Required datasets, accounts, and privileges
Before you create a CDC Replication instance you need to ensure that you have the required datasets, account, and directory access.
Configuring a connection to the BigQuery data warehouse
When you configure the CDC Replication Engine for BigQuery, you are prompted
for a service account private key .json file. The CDC Replication Engine for BigQuery uses this private
key .json file to connect to the BigQuery project’s datasets. Before installing
CDC Replication, ensure that
this service account exists and that it has a WRITER or OWNER role
for the datasets to which the CDC Replication Engine for BigQuery will write.
Setting up a Linux user account
When you are installing CDC Replication on a Linux® machine, you must set up a new account, or decide on an existing Linux account that you use to install, configure, or upgrade CDC Replication. You can install CDC Replication in the directory of your choice; however, it must be owned by the Linux account.
Configuring a BigQuery data warehouse
When you configure the CDC Replication Engine for BigQuery, you are prompted for the name of the BigQuery dataset you want CDC Replication to connect to and store metadata.

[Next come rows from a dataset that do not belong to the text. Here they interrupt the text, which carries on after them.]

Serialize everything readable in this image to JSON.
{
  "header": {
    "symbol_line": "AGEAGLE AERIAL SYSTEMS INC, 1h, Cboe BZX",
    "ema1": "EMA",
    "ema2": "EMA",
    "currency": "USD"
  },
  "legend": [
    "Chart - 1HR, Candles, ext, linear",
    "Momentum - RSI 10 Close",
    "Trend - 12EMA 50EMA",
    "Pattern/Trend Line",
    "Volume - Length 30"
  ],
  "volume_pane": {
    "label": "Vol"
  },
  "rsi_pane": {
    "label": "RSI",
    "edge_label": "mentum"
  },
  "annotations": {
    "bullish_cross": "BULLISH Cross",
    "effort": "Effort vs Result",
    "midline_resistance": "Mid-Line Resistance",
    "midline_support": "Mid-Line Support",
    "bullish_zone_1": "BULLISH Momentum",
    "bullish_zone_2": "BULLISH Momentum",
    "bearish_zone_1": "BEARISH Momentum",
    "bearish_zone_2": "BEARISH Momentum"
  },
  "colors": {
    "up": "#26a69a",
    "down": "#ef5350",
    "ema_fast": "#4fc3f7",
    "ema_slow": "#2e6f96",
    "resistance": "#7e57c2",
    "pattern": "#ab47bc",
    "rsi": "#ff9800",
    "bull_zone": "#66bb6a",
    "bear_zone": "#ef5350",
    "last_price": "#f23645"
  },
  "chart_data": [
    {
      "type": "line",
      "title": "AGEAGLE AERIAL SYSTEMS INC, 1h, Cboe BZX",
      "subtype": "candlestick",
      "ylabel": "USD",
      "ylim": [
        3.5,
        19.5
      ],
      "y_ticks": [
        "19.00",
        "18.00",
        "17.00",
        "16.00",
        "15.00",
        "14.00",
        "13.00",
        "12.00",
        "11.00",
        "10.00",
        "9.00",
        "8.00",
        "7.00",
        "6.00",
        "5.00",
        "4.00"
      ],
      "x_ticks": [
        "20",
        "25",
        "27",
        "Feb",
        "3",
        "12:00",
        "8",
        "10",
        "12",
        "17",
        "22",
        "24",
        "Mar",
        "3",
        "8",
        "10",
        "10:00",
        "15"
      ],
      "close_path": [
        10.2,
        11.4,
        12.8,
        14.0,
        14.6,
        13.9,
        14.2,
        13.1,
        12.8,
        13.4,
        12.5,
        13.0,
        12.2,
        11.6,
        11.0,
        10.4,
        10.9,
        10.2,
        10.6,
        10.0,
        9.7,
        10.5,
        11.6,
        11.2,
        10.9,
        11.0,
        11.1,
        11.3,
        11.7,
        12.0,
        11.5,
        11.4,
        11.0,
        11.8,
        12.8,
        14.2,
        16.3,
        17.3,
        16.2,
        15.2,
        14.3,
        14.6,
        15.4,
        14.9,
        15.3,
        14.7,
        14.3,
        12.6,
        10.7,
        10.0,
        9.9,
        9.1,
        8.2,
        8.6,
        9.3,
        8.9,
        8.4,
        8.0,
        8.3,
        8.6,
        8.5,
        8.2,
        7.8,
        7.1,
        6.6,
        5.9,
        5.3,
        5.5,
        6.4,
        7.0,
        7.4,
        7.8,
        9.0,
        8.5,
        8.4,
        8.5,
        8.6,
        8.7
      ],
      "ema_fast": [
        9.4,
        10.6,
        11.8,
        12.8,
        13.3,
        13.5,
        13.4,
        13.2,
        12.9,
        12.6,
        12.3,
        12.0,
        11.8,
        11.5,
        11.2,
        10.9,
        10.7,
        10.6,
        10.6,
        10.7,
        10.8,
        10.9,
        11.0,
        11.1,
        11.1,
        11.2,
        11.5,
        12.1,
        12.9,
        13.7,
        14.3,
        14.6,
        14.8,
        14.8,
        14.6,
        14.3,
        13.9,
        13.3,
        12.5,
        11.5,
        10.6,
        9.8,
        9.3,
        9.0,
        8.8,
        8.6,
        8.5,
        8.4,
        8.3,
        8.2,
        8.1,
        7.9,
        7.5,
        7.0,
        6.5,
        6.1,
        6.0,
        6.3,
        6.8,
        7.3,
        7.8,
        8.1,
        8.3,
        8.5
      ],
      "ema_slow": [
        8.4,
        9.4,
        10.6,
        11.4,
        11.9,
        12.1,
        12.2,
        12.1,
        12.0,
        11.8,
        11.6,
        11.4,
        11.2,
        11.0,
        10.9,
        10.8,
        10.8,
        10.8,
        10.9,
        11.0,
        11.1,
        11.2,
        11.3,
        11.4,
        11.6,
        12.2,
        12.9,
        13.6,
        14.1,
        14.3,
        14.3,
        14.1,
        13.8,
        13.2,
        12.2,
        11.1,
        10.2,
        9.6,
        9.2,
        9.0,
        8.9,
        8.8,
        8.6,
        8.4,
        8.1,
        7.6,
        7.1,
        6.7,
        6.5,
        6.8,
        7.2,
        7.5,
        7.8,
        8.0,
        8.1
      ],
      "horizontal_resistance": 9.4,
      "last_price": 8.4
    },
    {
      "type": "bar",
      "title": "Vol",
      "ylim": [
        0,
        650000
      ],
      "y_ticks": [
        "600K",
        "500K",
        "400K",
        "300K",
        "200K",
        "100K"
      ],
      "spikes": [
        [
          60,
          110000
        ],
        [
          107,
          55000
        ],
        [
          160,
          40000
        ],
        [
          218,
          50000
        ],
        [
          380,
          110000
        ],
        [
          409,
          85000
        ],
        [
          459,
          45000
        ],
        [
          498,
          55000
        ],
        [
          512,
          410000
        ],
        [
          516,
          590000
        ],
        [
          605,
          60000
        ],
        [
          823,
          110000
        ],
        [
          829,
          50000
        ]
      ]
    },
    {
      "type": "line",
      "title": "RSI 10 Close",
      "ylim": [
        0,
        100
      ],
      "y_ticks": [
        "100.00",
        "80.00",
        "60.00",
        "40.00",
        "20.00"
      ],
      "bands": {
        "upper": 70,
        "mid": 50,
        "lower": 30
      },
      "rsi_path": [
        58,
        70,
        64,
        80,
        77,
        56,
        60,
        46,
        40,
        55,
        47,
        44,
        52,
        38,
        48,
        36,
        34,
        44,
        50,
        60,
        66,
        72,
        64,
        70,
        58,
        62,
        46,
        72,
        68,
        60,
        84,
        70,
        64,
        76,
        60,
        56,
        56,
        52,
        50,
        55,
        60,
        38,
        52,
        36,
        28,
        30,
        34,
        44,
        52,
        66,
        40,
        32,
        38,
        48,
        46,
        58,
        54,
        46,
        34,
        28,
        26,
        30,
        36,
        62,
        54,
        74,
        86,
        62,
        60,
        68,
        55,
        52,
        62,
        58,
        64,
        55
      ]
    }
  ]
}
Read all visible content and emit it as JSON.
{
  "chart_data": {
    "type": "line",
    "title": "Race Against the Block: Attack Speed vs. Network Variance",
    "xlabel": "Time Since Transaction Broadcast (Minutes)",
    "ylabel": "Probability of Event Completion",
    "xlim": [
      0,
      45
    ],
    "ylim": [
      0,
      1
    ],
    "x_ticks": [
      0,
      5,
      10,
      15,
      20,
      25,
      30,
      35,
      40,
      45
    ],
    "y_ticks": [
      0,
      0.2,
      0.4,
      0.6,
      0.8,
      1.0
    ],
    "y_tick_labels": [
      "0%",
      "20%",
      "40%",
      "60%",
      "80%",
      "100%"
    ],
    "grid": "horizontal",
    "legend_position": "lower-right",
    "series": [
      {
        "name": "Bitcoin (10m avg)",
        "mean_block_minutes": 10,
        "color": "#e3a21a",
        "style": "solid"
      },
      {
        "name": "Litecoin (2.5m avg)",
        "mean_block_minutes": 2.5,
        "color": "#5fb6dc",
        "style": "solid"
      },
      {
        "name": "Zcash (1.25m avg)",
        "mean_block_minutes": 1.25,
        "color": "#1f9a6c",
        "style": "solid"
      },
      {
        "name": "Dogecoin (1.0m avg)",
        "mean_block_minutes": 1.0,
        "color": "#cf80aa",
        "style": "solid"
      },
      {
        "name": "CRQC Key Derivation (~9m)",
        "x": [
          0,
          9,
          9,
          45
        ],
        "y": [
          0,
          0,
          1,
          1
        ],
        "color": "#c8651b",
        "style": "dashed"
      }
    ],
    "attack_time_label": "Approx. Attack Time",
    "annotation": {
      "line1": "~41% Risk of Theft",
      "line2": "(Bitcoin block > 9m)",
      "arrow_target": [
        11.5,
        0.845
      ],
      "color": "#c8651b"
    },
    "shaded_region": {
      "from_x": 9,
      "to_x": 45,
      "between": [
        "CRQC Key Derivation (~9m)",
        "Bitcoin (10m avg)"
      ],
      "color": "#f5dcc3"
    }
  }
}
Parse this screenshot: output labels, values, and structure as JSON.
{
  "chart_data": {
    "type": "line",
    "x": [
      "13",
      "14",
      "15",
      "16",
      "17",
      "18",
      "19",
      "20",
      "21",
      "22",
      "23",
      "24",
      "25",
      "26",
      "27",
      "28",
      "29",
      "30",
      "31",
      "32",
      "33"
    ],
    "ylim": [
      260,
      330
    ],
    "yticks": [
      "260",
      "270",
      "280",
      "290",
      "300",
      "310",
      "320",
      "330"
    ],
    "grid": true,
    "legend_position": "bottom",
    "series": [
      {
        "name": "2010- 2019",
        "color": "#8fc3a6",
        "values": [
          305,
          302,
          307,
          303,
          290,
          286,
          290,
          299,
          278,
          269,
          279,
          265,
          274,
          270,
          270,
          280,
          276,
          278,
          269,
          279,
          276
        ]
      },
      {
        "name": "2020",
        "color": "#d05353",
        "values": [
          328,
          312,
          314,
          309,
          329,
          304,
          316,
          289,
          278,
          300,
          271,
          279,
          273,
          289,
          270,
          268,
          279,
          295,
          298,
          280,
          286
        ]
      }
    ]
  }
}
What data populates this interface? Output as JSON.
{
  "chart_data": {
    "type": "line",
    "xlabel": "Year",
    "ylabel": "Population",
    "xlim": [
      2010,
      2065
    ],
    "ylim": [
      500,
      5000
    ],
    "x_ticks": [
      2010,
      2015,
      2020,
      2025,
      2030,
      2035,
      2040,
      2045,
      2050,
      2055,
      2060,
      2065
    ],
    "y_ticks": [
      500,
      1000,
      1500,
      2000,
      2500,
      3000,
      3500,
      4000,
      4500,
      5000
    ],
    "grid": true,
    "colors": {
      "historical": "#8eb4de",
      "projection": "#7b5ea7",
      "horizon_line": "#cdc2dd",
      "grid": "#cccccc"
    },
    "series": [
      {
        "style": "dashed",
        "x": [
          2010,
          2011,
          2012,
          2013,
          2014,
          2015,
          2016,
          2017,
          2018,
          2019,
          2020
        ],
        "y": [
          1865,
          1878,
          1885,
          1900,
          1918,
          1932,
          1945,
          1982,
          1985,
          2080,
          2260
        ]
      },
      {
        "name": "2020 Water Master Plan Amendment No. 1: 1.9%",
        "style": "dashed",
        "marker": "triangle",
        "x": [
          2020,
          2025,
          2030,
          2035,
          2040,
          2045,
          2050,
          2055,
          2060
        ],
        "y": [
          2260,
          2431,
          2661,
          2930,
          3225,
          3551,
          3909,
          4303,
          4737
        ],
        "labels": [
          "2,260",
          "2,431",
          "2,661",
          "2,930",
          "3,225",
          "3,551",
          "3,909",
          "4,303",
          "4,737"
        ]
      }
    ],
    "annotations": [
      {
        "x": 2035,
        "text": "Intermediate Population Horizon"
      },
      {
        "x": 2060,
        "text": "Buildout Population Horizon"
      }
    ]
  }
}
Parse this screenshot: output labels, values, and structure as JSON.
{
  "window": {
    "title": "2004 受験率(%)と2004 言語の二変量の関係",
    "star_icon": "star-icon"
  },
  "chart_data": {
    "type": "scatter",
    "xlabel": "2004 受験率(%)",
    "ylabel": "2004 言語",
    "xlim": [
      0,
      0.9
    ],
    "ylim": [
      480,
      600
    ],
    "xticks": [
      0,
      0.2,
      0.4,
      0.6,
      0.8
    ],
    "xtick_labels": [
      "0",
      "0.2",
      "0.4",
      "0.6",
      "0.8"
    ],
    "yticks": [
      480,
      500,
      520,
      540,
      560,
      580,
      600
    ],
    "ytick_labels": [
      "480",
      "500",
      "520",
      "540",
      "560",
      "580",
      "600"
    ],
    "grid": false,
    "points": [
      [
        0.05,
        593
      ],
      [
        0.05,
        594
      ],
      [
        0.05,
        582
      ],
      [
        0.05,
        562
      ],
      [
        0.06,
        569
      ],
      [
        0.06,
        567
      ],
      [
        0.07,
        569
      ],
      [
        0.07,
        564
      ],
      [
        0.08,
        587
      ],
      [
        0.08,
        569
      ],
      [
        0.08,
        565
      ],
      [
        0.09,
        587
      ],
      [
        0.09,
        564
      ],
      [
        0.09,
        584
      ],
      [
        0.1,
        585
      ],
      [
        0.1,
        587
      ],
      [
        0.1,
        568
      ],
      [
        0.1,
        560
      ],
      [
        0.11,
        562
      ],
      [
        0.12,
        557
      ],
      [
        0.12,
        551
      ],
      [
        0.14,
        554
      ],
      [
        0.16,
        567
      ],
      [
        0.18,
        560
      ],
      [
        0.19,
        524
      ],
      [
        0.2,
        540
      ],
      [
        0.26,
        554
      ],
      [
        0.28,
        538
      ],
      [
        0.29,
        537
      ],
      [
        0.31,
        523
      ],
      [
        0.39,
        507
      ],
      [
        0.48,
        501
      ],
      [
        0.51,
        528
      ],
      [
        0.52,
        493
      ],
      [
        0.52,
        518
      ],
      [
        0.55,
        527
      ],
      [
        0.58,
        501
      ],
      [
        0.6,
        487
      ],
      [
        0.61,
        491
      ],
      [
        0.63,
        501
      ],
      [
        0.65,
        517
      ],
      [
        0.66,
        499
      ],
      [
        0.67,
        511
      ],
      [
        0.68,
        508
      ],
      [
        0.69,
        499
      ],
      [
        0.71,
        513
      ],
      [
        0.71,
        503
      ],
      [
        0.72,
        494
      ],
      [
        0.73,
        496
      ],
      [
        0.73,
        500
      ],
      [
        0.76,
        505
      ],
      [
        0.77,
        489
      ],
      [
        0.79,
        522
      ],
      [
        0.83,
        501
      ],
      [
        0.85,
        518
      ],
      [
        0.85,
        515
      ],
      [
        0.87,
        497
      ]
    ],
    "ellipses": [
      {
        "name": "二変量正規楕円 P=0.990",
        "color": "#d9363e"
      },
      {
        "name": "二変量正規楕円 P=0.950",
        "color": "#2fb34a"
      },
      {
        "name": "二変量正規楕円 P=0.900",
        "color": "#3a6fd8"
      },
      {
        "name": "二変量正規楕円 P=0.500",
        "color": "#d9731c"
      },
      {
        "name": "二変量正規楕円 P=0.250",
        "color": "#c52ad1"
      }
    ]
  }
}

Before installing the software, ensure that this BigQuery dataset exists and that you have created and set up a Google service account that has access to it.
Creating directories for BigQuery refresh loader files
Create or decide on the directory on the CDC Replication Engine for BigQuery host that you want
to use for the refresh loader utility to write CSV files. The CDC Replication Engine for BigQuery loads the files
into BigQuery datasets. Your CDC Replication user account must have
read and write permissions for this directory. Use a different directory for each instance of
CDC Replication.